The adverts have been launched, the lights are being hung on high streets up and down the country and the lists are being compiled, checked and checked again – that’s right, it’s nearly Christmas! While we’re trying our best to avoid festive burnout here at Tower HQ, we wanted to help you get ahead of the game with a real festive family favourite that is sure to please the crowds on Christmas Day and beyond.
With just over 5 weeks to go until the big day, now is the perfect time to get started on your Christmas cake to give you plenty of time to build those flavours for a moist, fruity cake that’s as great with a cuppa as it is with your cheese board! When it comes to this Yuletide classic, it can seem a little daunting to those not well versed in the ways of this British tradition, but don’t panic as we’re here to help with our fool-proof guide to making the perfect Christmas cake.
A Whole Lotta History
Historically, it’s thought that Christmas cake as we know it originates from plum porridge, a 15th
century spiced oat based dish filled with dried fruits and eaten on Christmas Eve to line the stomach after a day of fasting. As time went on, the oats were replaced by butter, flour and eggs turning the plum porridge into more of a pudding with wealthier aristocratic houses able to use ovens to create what we now know as a Christmas cake.

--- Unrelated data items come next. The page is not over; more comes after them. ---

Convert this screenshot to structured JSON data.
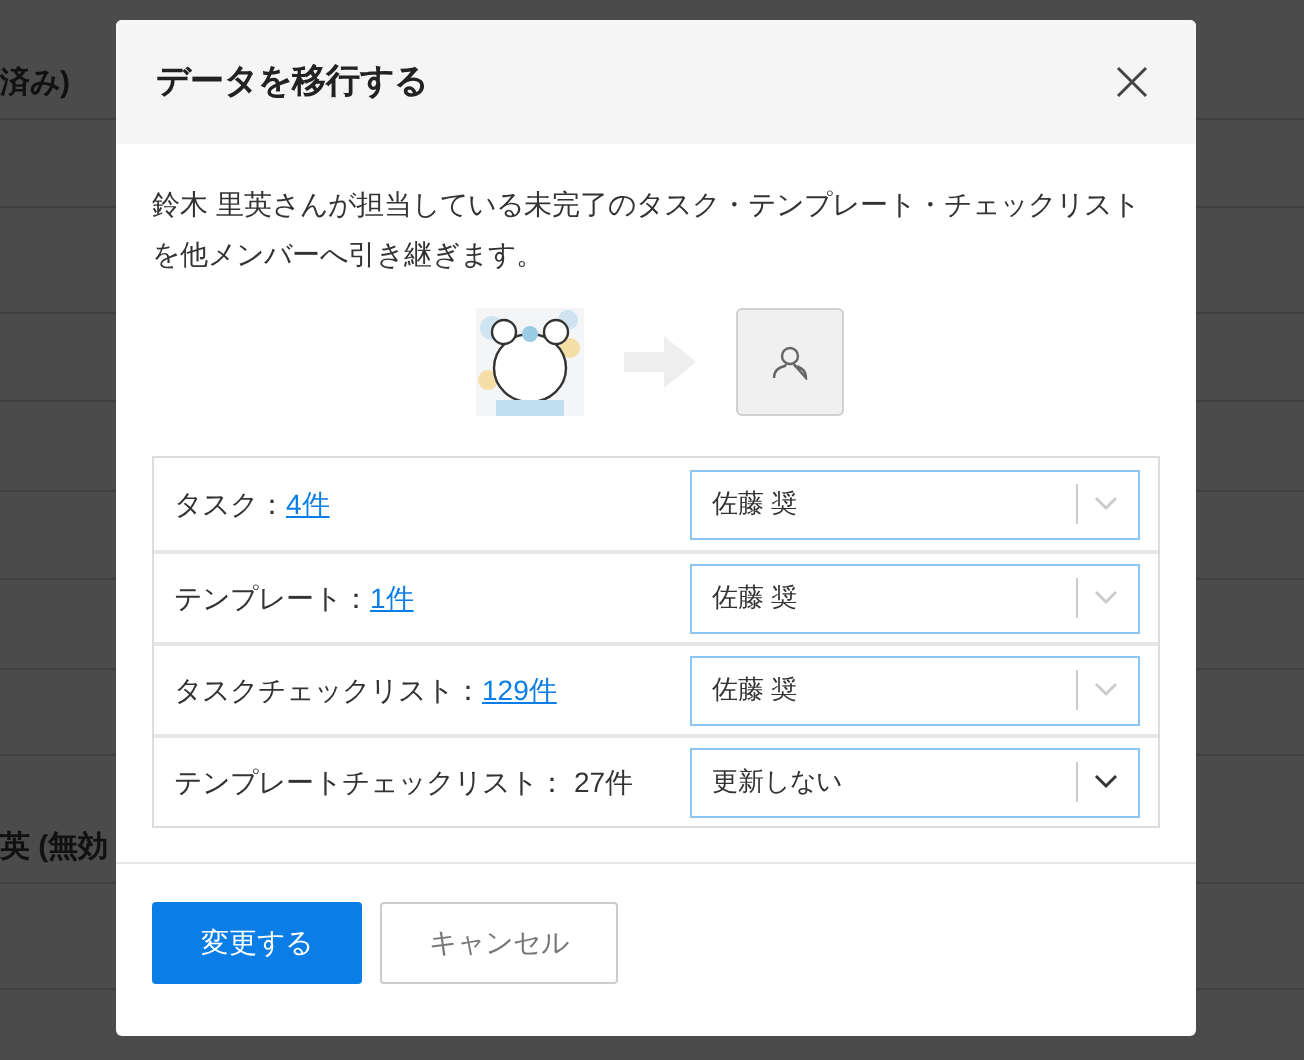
{
  "background": {
    "rows": [
      {
        "text": "済み)"
      },
      {
        "text": ""
      },
      {
        "text": ""
      },
      {
        "text": ""
      },
      {
        "text": ""
      },
      {
        "text": ""
      },
      {
        "text": ""
      },
      {
        "text": ""
      },
      {
        "text": "英 (無効"
      },
      {
        "text": ""
      },
      {
        "text": ""
      }
    ]
  },
  "dialog": {
    "title": "データを移行する",
    "description": "鈴木 里英さんが担当している未完了のタスク・テンプレート・チェックリストを他メンバーへ引き継ぎます。",
    "rows": [
      {
        "label": "タスク：",
        "count": "4件",
        "link": true,
        "assignee": "佐藤 奨",
        "changed": true
      },
      {
        "label": "テンプレート：",
        "count": "1件",
        "link": true,
        "assignee": "佐藤 奨",
        "changed": true
      },
      {
        "label": "タスクチェックリスト：",
        "count": "129件",
        "link": true,
        "assignee": "佐藤 奨",
        "changed": true
      },
      {
        "label": "テンプレートチェックリスト：",
        "count": "27件",
        "link": false,
        "assignee": "更新しない",
        "changed": false
      }
    ],
    "buttons": [
      {
        "label": "変更する",
        "kind": "primary"
      },
      {
        "label": "キャンセル",
        "kind": "secondary"
      }
    ]
  }
}
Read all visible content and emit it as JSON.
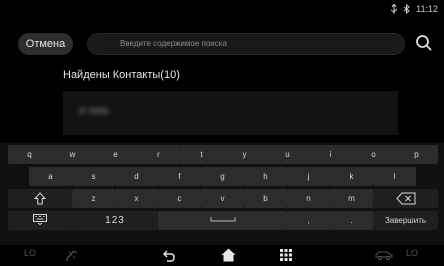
{
  "status": {
    "time": "11:12",
    "icons": [
      "usb-icon",
      "bluetooth-icon"
    ]
  },
  "search": {
    "cancel_label": "Отмена",
    "placeholder": "Введите содержимое поиска"
  },
  "results": {
    "title": "Найдены Контакты(10)",
    "blurred_text": "● ●●●"
  },
  "keyboard": {
    "row1": [
      "q",
      "w",
      "e",
      "r",
      "t",
      "y",
      "u",
      "i",
      "o",
      "p"
    ],
    "row2": [
      "a",
      "s",
      "d",
      "f",
      "g",
      "h",
      "j",
      "k",
      "l"
    ],
    "row3": [
      "z",
      "x",
      "c",
      "v",
      "b",
      "n",
      "m"
    ],
    "num_label": "123",
    "done_label": "Завершить",
    "comma": ",",
    "period": "."
  },
  "navbar": {
    "left_label": "LO",
    "right_label": "LO",
    "icons": [
      "climate-fan-icon",
      "back-icon",
      "home-icon",
      "apps-grid-icon",
      "car-icon"
    ]
  }
}
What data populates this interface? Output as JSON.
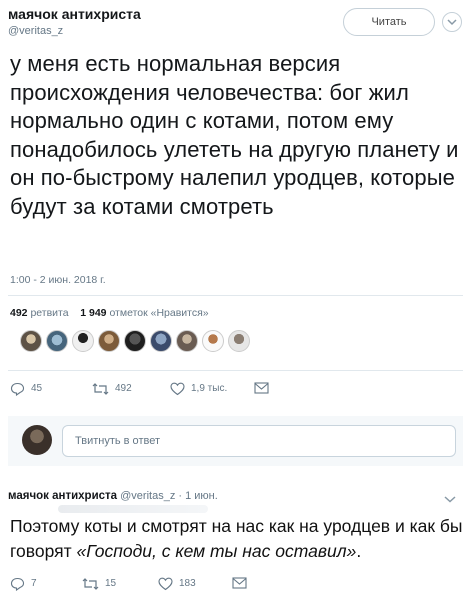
{
  "tweet": {
    "author_name": "маячок антихриста",
    "author_handle": "@veritas_z",
    "follow_label": "Читать",
    "text": "у меня есть нормальная версия происхождения человечества: бог жил нормально один с котами, потом ему понадобилось улететь на другую планету и он по-быстрому налепил уродцев, которые будут за котами смотреть",
    "timestamp": "1:00 - 2 июн. 2018 г.",
    "stats": {
      "retweets_count": "492",
      "retweets_label": "ретвита",
      "likes_count": "1 949",
      "likes_label": "отметок «Нравится»"
    },
    "actions": {
      "replies": "45",
      "retweets": "492",
      "likes": "1,9 тыс."
    }
  },
  "reply_box": {
    "placeholder": "Твитнуть в ответ"
  },
  "reply": {
    "author_name": "маячок антихриста",
    "meta": "@veritas_z · 1 июн.",
    "text_plain": "Поэтому коты и смотрят на нас как на уродцев и как бы говорят ",
    "text_quote": "«Господи, с кем ты нас оставил»",
    "text_end": ".",
    "actions": {
      "replies": "7",
      "retweets": "15",
      "likes": "183"
    }
  },
  "colors": {
    "text": "#14171a",
    "muted": "#657786",
    "divider": "#e1e8ed",
    "reply_bg": "#f5f8fa"
  }
}
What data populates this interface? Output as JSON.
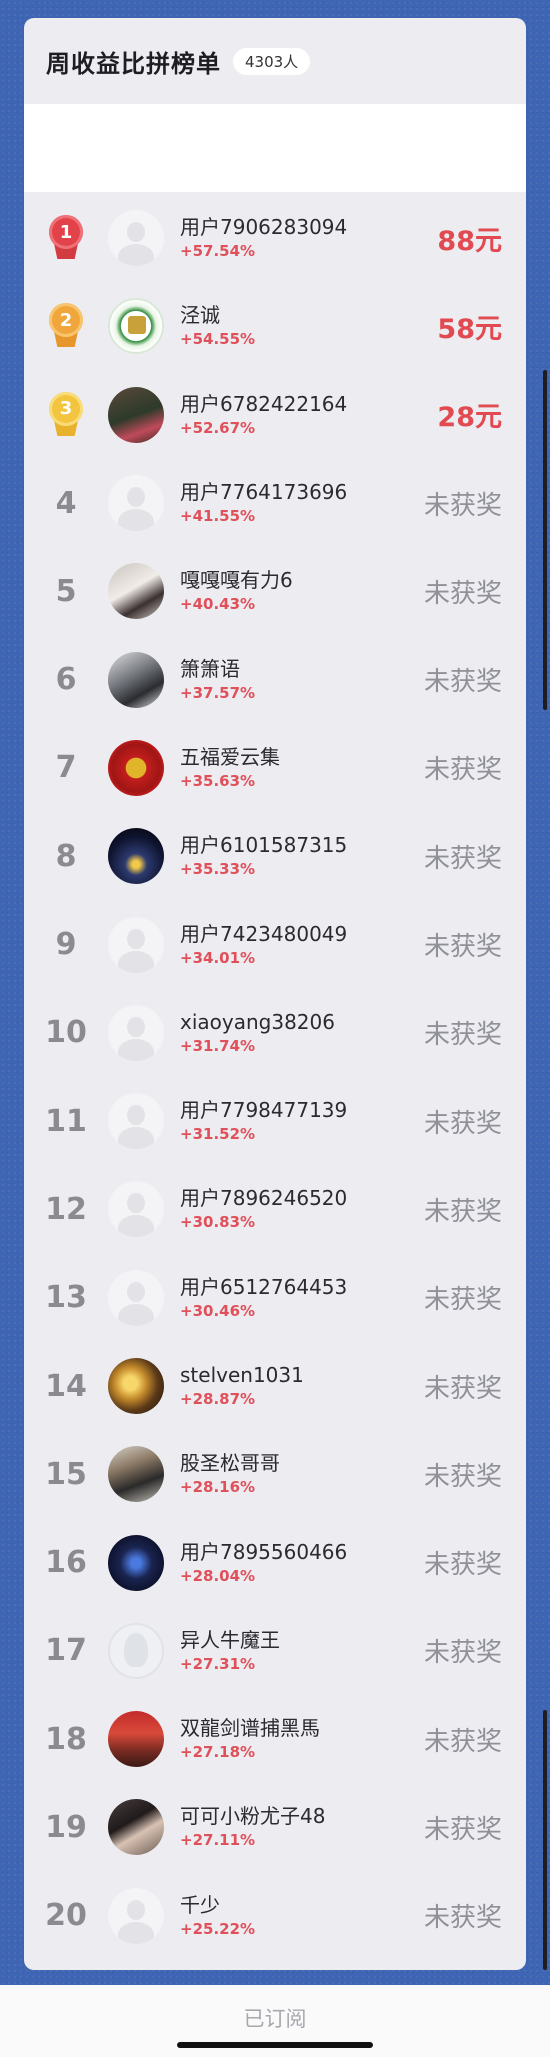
{
  "header": {
    "title": "周收益比拼榜单",
    "participants": "4303人"
  },
  "footer": {
    "subscribed_label": "已订阅"
  },
  "rows": [
    {
      "rank": "1",
      "avatar": "default",
      "name": "用户7906283094",
      "gain": "+57.54%",
      "prize": "88元"
    },
    {
      "rank": "2",
      "avatar": "emblem",
      "name": "泾诚",
      "gain": "+54.55%",
      "prize": "58元"
    },
    {
      "rank": "3",
      "avatar": "woman-photo",
      "name": "用户6782422164",
      "gain": "+52.67%",
      "prize": "28元"
    },
    {
      "rank": "4",
      "avatar": "default",
      "name": "用户7764173696",
      "gain": "+41.55%",
      "prize": "未获奖"
    },
    {
      "rank": "5",
      "avatar": "woman-photo",
      "name": "嘎嘎嘎有力6",
      "gain": "+40.43%",
      "prize": "未获奖"
    },
    {
      "rank": "6",
      "avatar": "man-photo",
      "name": "箫箫语",
      "gain": "+37.57%",
      "prize": "未获奖"
    },
    {
      "rank": "7",
      "avatar": "fu-character",
      "name": "五福爱云集",
      "gain": "+35.63%",
      "prize": "未获奖"
    },
    {
      "rank": "8",
      "avatar": "night-building",
      "name": "用户6101587315",
      "gain": "+35.33%",
      "prize": "未获奖"
    },
    {
      "rank": "9",
      "avatar": "default",
      "name": "用户7423480049",
      "gain": "+34.01%",
      "prize": "未获奖"
    },
    {
      "rank": "10",
      "avatar": "default",
      "name": "xiaoyang38206",
      "gain": "+31.74%",
      "prize": "未获奖"
    },
    {
      "rank": "11",
      "avatar": "default",
      "name": "用户7798477139",
      "gain": "+31.52%",
      "prize": "未获奖"
    },
    {
      "rank": "12",
      "avatar": "default",
      "name": "用户7896246520",
      "gain": "+30.83%",
      "prize": "未获奖"
    },
    {
      "rank": "13",
      "avatar": "default",
      "name": "用户6512764453",
      "gain": "+30.46%",
      "prize": "未获奖"
    },
    {
      "rank": "14",
      "avatar": "tea",
      "name": "stelven1031",
      "gain": "+28.87%",
      "prize": "未获奖"
    },
    {
      "rank": "15",
      "avatar": "man-photo",
      "name": "股圣松哥哥",
      "gain": "+28.16%",
      "prize": "未获奖"
    },
    {
      "rank": "16",
      "avatar": "card",
      "name": "用户7895560466",
      "gain": "+28.04%",
      "prize": "未获奖"
    },
    {
      "rank": "17",
      "avatar": "ghost",
      "name": "异人牛魔王",
      "gain": "+27.31%",
      "prize": "未获奖"
    },
    {
      "rank": "18",
      "avatar": "man-red",
      "name": "双龍剑谱捕黑馬",
      "gain": "+27.18%",
      "prize": "未获奖"
    },
    {
      "rank": "19",
      "avatar": "girl-photo",
      "name": "可可小粉尤子48",
      "gain": "+27.11%",
      "prize": "未获奖"
    },
    {
      "rank": "20",
      "avatar": "default",
      "name": "千少",
      "gain": "+25.22%",
      "prize": "未获奖"
    }
  ],
  "colors": {
    "background": "#3f66b4",
    "panel": "#ececf1",
    "gain": "#e0505a",
    "prize_won": "#e04a50",
    "prize_none": "#8f9098"
  }
}
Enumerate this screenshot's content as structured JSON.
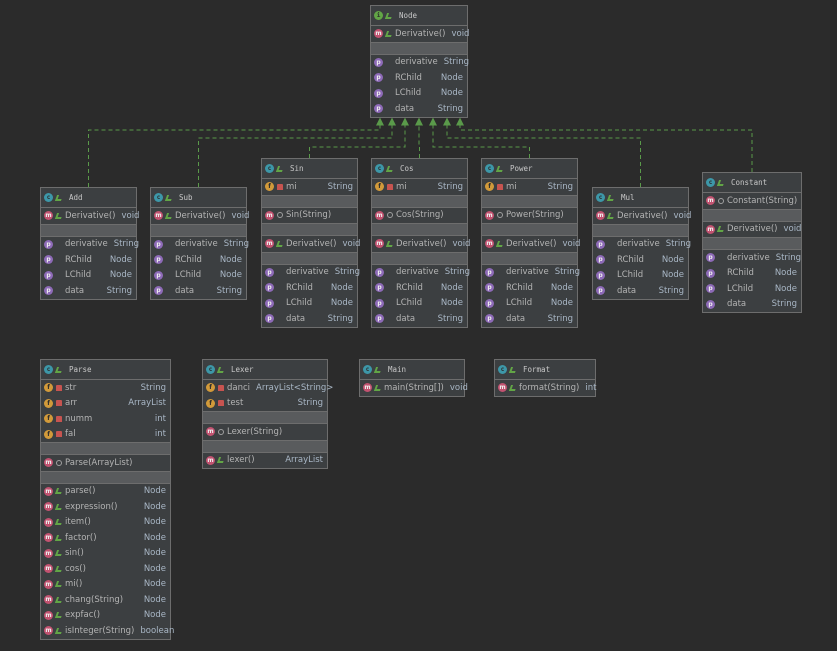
{
  "classes": {
    "node": {
      "title": "Node",
      "kind": "iface",
      "sections": [
        [
          {
            "n": "Derivative()",
            "t": "void",
            "k": "m",
            "v": "pub"
          }
        ],
        [
          {
            "n": "derivative",
            "t": "String",
            "k": "p",
            "v": "none"
          },
          {
            "n": "RChild",
            "t": "Node",
            "k": "p",
            "v": "none"
          },
          {
            "n": "LChild",
            "t": "Node",
            "k": "p",
            "v": "none"
          },
          {
            "n": "data",
            "t": "String",
            "k": "p",
            "v": "none"
          }
        ]
      ]
    },
    "add": {
      "title": "Add",
      "kind": "class",
      "sections": [
        [
          {
            "n": "Derivative()",
            "t": "void",
            "k": "m",
            "v": "pub"
          }
        ],
        [
          {
            "n": "derivative",
            "t": "String",
            "k": "p",
            "v": "none"
          },
          {
            "n": "RChild",
            "t": "Node",
            "k": "p",
            "v": "none"
          },
          {
            "n": "LChild",
            "t": "Node",
            "k": "p",
            "v": "none"
          },
          {
            "n": "data",
            "t": "String",
            "k": "p",
            "v": "none"
          }
        ]
      ]
    },
    "sub": {
      "title": "Sub",
      "kind": "class",
      "sections": [
        [
          {
            "n": "Derivative()",
            "t": "void",
            "k": "m",
            "v": "pub"
          }
        ],
        [
          {
            "n": "derivative",
            "t": "String",
            "k": "p",
            "v": "none"
          },
          {
            "n": "RChild",
            "t": "Node",
            "k": "p",
            "v": "none"
          },
          {
            "n": "LChild",
            "t": "Node",
            "k": "p",
            "v": "none"
          },
          {
            "n": "data",
            "t": "String",
            "k": "p",
            "v": "none"
          }
        ]
      ]
    },
    "sin": {
      "title": "Sin",
      "kind": "class",
      "sections": [
        [
          {
            "n": "mi",
            "t": "String",
            "k": "f",
            "v": "pri"
          }
        ],
        [
          {
            "n": "Sin(String)",
            "t": "",
            "k": "m",
            "v": "dot"
          }
        ],
        [
          {
            "n": "Derivative()",
            "t": "void",
            "k": "m",
            "v": "pub"
          }
        ],
        [
          {
            "n": "derivative",
            "t": "String",
            "k": "p",
            "v": "none"
          },
          {
            "n": "RChild",
            "t": "Node",
            "k": "p",
            "v": "none"
          },
          {
            "n": "LChild",
            "t": "Node",
            "k": "p",
            "v": "none"
          },
          {
            "n": "data",
            "t": "String",
            "k": "p",
            "v": "none"
          }
        ]
      ]
    },
    "cos": {
      "title": "Cos",
      "kind": "class",
      "sections": [
        [
          {
            "n": "mi",
            "t": "String",
            "k": "f",
            "v": "pri"
          }
        ],
        [
          {
            "n": "Cos(String)",
            "t": "",
            "k": "m",
            "v": "dot"
          }
        ],
        [
          {
            "n": "Derivative()",
            "t": "void",
            "k": "m",
            "v": "pub"
          }
        ],
        [
          {
            "n": "derivative",
            "t": "String",
            "k": "p",
            "v": "none"
          },
          {
            "n": "RChild",
            "t": "Node",
            "k": "p",
            "v": "none"
          },
          {
            "n": "LChild",
            "t": "Node",
            "k": "p",
            "v": "none"
          },
          {
            "n": "data",
            "t": "String",
            "k": "p",
            "v": "none"
          }
        ]
      ]
    },
    "power": {
      "title": "Power",
      "kind": "class",
      "sections": [
        [
          {
            "n": "mi",
            "t": "String",
            "k": "f",
            "v": "pri"
          }
        ],
        [
          {
            "n": "Power(String)",
            "t": "",
            "k": "m",
            "v": "dot"
          }
        ],
        [
          {
            "n": "Derivative()",
            "t": "void",
            "k": "m",
            "v": "pub"
          }
        ],
        [
          {
            "n": "derivative",
            "t": "String",
            "k": "p",
            "v": "none"
          },
          {
            "n": "RChild",
            "t": "Node",
            "k": "p",
            "v": "none"
          },
          {
            "n": "LChild",
            "t": "Node",
            "k": "p",
            "v": "none"
          },
          {
            "n": "data",
            "t": "String",
            "k": "p",
            "v": "none"
          }
        ]
      ]
    },
    "mul": {
      "title": "Mul",
      "kind": "class",
      "sections": [
        [
          {
            "n": "Derivative()",
            "t": "void",
            "k": "m",
            "v": "pub"
          }
        ],
        [
          {
            "n": "derivative",
            "t": "String",
            "k": "p",
            "v": "none"
          },
          {
            "n": "RChild",
            "t": "Node",
            "k": "p",
            "v": "none"
          },
          {
            "n": "LChild",
            "t": "Node",
            "k": "p",
            "v": "none"
          },
          {
            "n": "data",
            "t": "String",
            "k": "p",
            "v": "none"
          }
        ]
      ]
    },
    "constant": {
      "title": "Constant",
      "kind": "class",
      "sections": [
        [
          {
            "n": "Constant(String)",
            "t": "",
            "k": "m",
            "v": "dot"
          }
        ],
        [
          {
            "n": "Derivative()",
            "t": "void",
            "k": "m",
            "v": "pub"
          }
        ],
        [
          {
            "n": "derivative",
            "t": "String",
            "k": "p",
            "v": "none"
          },
          {
            "n": "RChild",
            "t": "Node",
            "k": "p",
            "v": "none"
          },
          {
            "n": "LChild",
            "t": "Node",
            "k": "p",
            "v": "none"
          },
          {
            "n": "data",
            "t": "String",
            "k": "p",
            "v": "none"
          }
        ]
      ]
    },
    "parse": {
      "title": "Parse",
      "kind": "class",
      "sections": [
        [
          {
            "n": "str",
            "t": "String",
            "k": "f",
            "v": "pri"
          },
          {
            "n": "arr",
            "t": "ArrayList",
            "k": "f",
            "v": "pri"
          },
          {
            "n": "numm",
            "t": "int",
            "k": "f",
            "v": "pri"
          },
          {
            "n": "fal",
            "t": "int",
            "k": "f",
            "v": "pri"
          }
        ],
        [
          {
            "n": "Parse(ArrayList)",
            "t": "",
            "k": "m",
            "v": "dot"
          }
        ],
        [
          {
            "n": "parse()",
            "t": "Node",
            "k": "m",
            "v": "pub"
          },
          {
            "n": "expression()",
            "t": "Node",
            "k": "m",
            "v": "pub"
          },
          {
            "n": "item()",
            "t": "Node",
            "k": "m",
            "v": "pub"
          },
          {
            "n": "factor()",
            "t": "Node",
            "k": "m",
            "v": "pub"
          },
          {
            "n": "sin()",
            "t": "Node",
            "k": "m",
            "v": "pub"
          },
          {
            "n": "cos()",
            "t": "Node",
            "k": "m",
            "v": "pub"
          },
          {
            "n": "mi()",
            "t": "Node",
            "k": "m",
            "v": "pub"
          },
          {
            "n": "chang(String)",
            "t": "Node",
            "k": "m",
            "v": "pub"
          },
          {
            "n": "expfac()",
            "t": "Node",
            "k": "m",
            "v": "pub"
          },
          {
            "n": "isInteger(String)",
            "t": "boolean",
            "k": "m",
            "v": "pub"
          }
        ]
      ]
    },
    "lexer": {
      "title": "Lexer",
      "kind": "class",
      "sections": [
        [
          {
            "n": "danci",
            "t": "ArrayList<String>",
            "k": "f",
            "v": "pri"
          },
          {
            "n": "test",
            "t": "String",
            "k": "f",
            "v": "pri"
          }
        ],
        [
          {
            "n": "Lexer(String)",
            "t": "",
            "k": "m",
            "v": "dot"
          }
        ],
        [
          {
            "n": "lexer()",
            "t": "ArrayList",
            "k": "m",
            "v": "pub"
          }
        ]
      ]
    },
    "main": {
      "title": "Main",
      "kind": "class",
      "sections": [
        [
          {
            "n": "main(String[])",
            "t": "void",
            "k": "m",
            "v": "pub"
          }
        ]
      ]
    },
    "format": {
      "title": "Format",
      "kind": "class",
      "sections": [
        [
          {
            "n": "format(String)",
            "t": "int",
            "k": "m",
            "v": "pub"
          }
        ]
      ]
    }
  },
  "colors": {
    "edge": "#5a9a4a",
    "border": "#6d6d6d",
    "bg": "#2b2b2b"
  }
}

It’s also thought that the spices added into the cake mix represent the three wise men from the Nativity story.
: 12-15 slices
2 hours 35 minutes
- 1kg mixed dried fruits (a mixture of sultanas, raisins, currants, glace cherries, cranberries and figs works best)
- 200g light soft brown sugar
- 250g butter (softened)
- 175g plain flour
- ½ tsp baking powder
- 4 large eggs
- zest and juice 1 orange
- zest and juice 1 lemon
- 100g ground almonds
- 2 tsp mixed spice
- 1 tsp ground cinnamon
- ¼ tsp ground cloves
- 100g flaked almond
- 1 tsp vanilla extract
- 150ml brandy (plus extra to feed)
- In a large pan, place the dried fruit, zest, juice, alcohol, butter and sugar and simmer for 5 minutes. After 5 minutes, transfer the fruit mixture into a bowl and allow to cool for 30 minutes.
- While the fruit cools, preheat the oven to 150°c and line a 20cm cake tin with a double layer of baking parchment. Use a double layer of newspaper to create a cuff around the outside of the tin, securing with string.
- Add the remaining ingredients into the fruit mixture and stir with a wooden spoon, making sure to stir well to get rid of any pockets of flour. Transfer the mixture into the prepared tin, smooth the top and place in the centre of the oven to bake for around 2 hours.
- Remove the cake from the oven and use a skewer to poke holes through the cake before spooning over 2 teaspoons of brandy. Leave the cake in the tin and allow to cool fully.
- When the cake is cool, remove the parchment, then wrap in cling film and store in an airtight container.
- To build the flavours and keep the cake moist, feed the cake with 1 tsp of brandy each week until you’re ready to decorate.
Decoration, Decoration, Decoration
There’s plenty of ways that you can decorate your Christmas cake and with plenty of festive cake inspiration as well as decorating accessories lining the shelves, you really can let your creativity go wild.
Whether you’re going for a modern masterpiece or something a little more old school, there’s still a couple of basic tips that you can use to ensure the perfect finish and as the old adage goes, it’s as easy as 1, 2, 3.
- In a small saucepan melt some apricot jam with a little water and brush this all over the surface of the cake to help the marzipan adhere to the cake.
- On a floured surface, roll out your marzipan to a large circle (around 45cm wide)and use the rolling pin to transfer onto the cake, ensuring that the centre of the circle is in the centre of your cake.
- Use your hands to smooth the marzipan and trim off any excess.
Traditionally, Christmas cakes are adorned with Royal Icing which is smoothed on using a palette knife and often made into peaks to create a snowy texture add tree’s, a snowman and Father Christmas and you have yourself a traditional cake to be proud of. A more modern take is to cover the cake in a smooth fondant icing which can then be covered whatever festive figures you fancy from snowflakes or snowmen to holly leaves, wreaths or even a simple ribbon.